Surveys by the NWLC — and patient complaints filed via its CoverHer hotline — document that restrictions on coverage for legal birth control have been endemic. Some plans have refused to cover products such as the vaginal contraceptive ring or contraceptive patch, arguing that other “hormonal” contraceptives were covered and therefore patients didn’t need access to the ring or patch, which are obviously discrete methods. That was an argument used by UnitedHealth.

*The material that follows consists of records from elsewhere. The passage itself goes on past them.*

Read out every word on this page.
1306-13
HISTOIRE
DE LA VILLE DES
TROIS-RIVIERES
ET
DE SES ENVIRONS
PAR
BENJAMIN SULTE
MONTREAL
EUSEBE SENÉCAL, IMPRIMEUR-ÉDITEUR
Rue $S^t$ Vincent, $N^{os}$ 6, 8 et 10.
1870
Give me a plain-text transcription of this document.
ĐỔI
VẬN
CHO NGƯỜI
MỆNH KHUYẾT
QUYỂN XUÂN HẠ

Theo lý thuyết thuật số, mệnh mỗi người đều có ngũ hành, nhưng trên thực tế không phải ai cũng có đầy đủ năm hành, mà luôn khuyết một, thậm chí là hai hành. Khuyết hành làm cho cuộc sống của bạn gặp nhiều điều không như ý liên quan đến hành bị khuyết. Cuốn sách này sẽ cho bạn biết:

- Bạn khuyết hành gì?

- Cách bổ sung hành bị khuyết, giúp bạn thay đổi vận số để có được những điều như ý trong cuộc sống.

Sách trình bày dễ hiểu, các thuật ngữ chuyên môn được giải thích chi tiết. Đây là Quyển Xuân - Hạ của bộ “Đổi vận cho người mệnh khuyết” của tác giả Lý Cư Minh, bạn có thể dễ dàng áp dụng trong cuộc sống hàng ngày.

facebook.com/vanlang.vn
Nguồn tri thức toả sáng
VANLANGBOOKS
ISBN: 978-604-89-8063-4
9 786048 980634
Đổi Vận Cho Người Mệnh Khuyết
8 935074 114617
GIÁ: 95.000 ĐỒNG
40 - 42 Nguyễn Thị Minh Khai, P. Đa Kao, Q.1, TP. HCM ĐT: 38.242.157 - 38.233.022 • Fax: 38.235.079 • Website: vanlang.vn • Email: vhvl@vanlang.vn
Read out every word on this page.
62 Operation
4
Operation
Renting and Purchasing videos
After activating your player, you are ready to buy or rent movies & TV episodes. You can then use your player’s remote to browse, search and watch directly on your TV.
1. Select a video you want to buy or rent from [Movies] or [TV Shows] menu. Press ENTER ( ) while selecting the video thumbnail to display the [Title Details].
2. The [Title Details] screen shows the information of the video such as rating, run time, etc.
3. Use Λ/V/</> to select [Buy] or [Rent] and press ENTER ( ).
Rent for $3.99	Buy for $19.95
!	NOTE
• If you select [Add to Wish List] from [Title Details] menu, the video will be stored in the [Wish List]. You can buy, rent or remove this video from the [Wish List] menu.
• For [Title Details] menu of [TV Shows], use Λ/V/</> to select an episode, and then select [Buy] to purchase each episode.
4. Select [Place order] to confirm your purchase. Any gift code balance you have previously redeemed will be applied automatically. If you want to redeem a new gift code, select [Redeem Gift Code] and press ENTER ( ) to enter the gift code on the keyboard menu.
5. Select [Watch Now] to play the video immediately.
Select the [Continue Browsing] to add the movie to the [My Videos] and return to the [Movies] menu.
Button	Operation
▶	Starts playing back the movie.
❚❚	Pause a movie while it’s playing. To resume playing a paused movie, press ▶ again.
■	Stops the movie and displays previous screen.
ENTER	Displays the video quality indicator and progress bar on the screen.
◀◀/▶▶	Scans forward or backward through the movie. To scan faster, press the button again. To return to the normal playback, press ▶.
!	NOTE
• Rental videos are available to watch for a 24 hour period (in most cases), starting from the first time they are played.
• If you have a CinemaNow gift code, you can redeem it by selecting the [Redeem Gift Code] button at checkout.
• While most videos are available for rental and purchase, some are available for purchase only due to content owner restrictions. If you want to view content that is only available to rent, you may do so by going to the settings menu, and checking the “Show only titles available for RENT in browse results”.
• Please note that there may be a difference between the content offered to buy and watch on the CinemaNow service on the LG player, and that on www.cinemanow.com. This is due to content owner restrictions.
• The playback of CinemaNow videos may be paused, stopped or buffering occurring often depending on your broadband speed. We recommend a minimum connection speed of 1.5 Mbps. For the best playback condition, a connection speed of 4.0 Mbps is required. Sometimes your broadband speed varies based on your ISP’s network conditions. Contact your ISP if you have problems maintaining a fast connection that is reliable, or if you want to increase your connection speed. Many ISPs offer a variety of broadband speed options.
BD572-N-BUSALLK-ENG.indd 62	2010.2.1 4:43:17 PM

Other health plans have covered only certain IUDs, or covered only generic contraceptives even when patients had difficulty tolerating any but brand name products. Women who underwent tubal ligations were told that their insurers would cover only the direct cost of the procedure, but not anesthesia, medications or facility charges. Some have been denied coverage for innovative but FDA-approved birth control methods, such as a hormone-free gel.

Patients denied coverage are often forced to undertake lengthy appeals and continue their efforts through repeated denials.

Whether because it is the nation’s largest health insurer or it has continued to place barriers in the way of members seeking coverage to which they’re entitled by law, UnitedHealth is “one of the insurance companies we hear about most often through our CoverHer hotline as being problematic,” Borchelt says. “They have been on notice that it has been violating the law in numerous ways; while the New York attorney general has done incredible work that will make a real difference for consumers not just in New York, but it shouldn’t have come to this.”